Right. Just like we have command over which way the weather goes.
Just like those storms rolling in from the Great Plains states, we only know so much about them. We know what they are doing and the direction they should go, but that certainty has a pretty large range of error. With weather, we might not consider the rush of damp Gulf air rushing up from the south. In the case of writing, that unknown factor could be something our subconscious really wants to write about, but hasn't made obvious on the conscious level. This happens more than we think when we write, and can work to our advantage if we keep an eye out for it.

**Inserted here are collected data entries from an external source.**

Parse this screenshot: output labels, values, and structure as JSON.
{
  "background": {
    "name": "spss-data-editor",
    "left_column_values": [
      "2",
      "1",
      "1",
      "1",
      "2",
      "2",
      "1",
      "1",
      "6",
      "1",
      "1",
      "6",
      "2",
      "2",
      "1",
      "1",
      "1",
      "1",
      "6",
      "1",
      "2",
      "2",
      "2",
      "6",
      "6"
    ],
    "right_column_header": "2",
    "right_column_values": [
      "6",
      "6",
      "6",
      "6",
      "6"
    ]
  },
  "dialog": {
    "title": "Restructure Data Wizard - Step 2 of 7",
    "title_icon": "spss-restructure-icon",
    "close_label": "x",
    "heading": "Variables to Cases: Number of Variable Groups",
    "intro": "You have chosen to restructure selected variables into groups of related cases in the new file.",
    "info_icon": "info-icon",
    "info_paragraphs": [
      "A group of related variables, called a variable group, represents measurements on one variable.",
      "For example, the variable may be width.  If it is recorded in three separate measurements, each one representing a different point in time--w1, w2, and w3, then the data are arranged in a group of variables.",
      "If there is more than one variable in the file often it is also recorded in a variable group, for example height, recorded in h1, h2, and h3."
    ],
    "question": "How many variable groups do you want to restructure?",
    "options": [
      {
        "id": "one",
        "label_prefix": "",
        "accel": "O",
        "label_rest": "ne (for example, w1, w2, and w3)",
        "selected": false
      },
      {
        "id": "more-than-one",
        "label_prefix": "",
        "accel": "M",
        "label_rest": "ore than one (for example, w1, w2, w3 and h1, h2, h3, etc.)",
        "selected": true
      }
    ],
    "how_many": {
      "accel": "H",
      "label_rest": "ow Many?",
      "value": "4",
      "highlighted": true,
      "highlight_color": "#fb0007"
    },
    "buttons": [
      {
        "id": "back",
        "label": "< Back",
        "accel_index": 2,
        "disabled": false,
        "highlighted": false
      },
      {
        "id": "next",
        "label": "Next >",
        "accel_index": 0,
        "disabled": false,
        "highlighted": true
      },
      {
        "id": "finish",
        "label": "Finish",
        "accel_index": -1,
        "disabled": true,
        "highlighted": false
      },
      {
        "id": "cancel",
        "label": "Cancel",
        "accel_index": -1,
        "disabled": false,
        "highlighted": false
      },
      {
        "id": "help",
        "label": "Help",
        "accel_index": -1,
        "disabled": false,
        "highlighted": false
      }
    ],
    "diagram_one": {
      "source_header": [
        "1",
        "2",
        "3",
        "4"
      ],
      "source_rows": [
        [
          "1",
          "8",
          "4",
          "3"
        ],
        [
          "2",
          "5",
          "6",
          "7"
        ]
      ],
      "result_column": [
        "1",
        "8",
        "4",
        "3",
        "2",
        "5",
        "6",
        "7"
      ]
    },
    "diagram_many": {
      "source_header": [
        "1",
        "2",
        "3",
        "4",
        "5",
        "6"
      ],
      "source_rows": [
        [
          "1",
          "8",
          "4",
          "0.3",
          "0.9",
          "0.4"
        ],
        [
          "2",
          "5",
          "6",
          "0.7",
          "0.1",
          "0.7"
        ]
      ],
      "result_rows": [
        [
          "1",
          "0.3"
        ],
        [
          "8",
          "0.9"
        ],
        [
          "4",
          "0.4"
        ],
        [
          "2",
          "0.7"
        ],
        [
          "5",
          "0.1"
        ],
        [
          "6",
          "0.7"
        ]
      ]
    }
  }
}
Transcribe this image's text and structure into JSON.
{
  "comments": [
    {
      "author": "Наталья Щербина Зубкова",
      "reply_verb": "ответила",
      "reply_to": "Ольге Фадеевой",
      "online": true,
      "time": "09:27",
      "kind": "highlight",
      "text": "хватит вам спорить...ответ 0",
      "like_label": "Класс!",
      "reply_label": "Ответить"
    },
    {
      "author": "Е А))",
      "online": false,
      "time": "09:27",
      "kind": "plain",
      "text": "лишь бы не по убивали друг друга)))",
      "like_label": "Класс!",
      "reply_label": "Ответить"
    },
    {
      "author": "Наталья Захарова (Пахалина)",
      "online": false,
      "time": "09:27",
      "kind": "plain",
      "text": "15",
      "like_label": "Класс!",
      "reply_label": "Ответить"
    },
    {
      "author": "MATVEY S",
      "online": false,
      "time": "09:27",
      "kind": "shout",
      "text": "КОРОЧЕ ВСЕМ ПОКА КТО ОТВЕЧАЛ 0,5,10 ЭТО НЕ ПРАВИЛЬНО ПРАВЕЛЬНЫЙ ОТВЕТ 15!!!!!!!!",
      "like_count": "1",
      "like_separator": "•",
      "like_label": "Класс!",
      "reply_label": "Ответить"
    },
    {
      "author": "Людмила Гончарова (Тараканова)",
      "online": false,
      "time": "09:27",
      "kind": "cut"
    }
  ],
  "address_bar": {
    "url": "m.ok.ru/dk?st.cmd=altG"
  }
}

When I was writing my first novel, The Book of Cain, I was about halfway through the process of creating the whole story arc and such, and something wasn't right. It wasn't *clicking* for lack of a better term. The characters were there, the story moved along, but somehow, somewhere, the story arc tripped, stumbled, and came to a halt. Not the best feeling when the goal is to write a masterful piece of literature.

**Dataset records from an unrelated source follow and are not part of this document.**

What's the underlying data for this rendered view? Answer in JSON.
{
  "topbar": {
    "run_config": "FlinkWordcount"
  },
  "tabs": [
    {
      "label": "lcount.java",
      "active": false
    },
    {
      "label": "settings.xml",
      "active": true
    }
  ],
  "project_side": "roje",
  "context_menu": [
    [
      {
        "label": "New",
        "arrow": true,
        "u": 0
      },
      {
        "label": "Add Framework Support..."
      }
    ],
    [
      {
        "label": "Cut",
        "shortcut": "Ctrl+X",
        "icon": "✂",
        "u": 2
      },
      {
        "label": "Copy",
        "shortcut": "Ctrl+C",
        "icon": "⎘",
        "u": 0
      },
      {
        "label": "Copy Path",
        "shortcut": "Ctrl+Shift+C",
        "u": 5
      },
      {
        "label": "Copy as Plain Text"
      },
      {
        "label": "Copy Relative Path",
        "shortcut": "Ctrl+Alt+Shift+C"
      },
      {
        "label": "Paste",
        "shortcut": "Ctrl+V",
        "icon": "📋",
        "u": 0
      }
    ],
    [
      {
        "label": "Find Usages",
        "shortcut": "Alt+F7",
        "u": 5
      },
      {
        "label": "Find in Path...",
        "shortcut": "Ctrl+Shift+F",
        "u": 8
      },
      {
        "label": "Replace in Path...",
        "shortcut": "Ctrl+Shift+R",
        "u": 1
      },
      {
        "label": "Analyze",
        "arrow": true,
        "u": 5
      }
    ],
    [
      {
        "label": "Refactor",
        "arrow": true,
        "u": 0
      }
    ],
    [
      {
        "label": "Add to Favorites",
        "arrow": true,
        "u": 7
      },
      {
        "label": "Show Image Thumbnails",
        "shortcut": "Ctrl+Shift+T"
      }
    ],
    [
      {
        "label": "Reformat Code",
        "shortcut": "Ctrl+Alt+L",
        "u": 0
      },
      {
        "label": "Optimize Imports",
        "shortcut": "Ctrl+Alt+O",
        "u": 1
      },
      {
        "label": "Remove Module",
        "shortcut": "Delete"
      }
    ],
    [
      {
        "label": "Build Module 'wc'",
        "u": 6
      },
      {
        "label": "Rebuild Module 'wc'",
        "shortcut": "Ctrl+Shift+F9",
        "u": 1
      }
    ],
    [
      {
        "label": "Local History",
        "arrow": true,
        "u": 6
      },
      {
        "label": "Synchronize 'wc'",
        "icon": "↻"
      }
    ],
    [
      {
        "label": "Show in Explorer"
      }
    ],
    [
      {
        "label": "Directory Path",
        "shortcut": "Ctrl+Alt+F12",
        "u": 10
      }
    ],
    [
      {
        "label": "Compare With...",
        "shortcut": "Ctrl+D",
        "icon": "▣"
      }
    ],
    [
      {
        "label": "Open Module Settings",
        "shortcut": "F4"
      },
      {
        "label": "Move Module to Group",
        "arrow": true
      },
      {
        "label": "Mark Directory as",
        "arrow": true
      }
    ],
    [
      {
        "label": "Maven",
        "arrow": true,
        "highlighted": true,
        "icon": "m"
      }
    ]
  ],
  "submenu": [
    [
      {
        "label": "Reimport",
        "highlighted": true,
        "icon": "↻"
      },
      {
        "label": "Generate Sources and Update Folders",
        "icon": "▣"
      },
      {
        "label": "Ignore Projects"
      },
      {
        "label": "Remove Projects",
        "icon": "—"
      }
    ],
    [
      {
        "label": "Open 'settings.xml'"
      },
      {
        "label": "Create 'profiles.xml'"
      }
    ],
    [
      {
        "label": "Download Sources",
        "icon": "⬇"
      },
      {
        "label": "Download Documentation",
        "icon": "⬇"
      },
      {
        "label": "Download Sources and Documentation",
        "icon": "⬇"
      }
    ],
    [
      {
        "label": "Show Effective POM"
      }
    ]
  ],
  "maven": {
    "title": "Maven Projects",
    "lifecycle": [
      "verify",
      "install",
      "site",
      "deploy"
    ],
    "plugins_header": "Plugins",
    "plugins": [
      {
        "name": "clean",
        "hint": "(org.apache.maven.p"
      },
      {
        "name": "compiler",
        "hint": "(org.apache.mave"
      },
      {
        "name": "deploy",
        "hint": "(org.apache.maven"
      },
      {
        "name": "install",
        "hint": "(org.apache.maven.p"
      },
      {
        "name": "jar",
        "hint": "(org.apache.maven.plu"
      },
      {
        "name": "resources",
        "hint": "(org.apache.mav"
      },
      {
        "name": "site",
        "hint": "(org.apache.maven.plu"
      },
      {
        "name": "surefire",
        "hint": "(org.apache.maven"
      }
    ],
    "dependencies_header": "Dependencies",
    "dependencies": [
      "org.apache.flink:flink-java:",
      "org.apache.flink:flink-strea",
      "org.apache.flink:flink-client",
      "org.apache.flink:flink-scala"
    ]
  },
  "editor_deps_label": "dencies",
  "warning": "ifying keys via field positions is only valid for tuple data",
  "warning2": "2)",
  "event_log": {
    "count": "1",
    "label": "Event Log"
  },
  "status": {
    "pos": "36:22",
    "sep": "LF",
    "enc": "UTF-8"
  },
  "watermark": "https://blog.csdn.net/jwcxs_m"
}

Kind of blocked, I had a few chats with different people, trying to figure out why I couldn't get the story where I wanted it to go. People offered me advice about how to get it back on track, but nothing fell into place. And then, tragedy entered my life, and with that sudden loss came a realization: The story I wanted to write wasn't the story in my heart. I had a much bigger, much deeper story brewing inside me, and a part of me was trying to tell that story but the rest of me was pushing the original tale that no longer felt sensible. In my grief, I realized the story I really wanted to write was there all along, but it wasn't the story I thought I wanted to write. I shelved a lot of my first draft, then set to writing the real story. That went really well.
When things aren't going right, step back from your work and ask yourself what you really want to write. Not what you want this story to do, but try to get in touch with what you are feeling. When a story feels like it's heading in the wrong direction, it might just be that you are not acknowledging where your inner writer wants the story to go. If you let yourself drift along with those feelings rather than your initial idea, you might just find a better story altogether.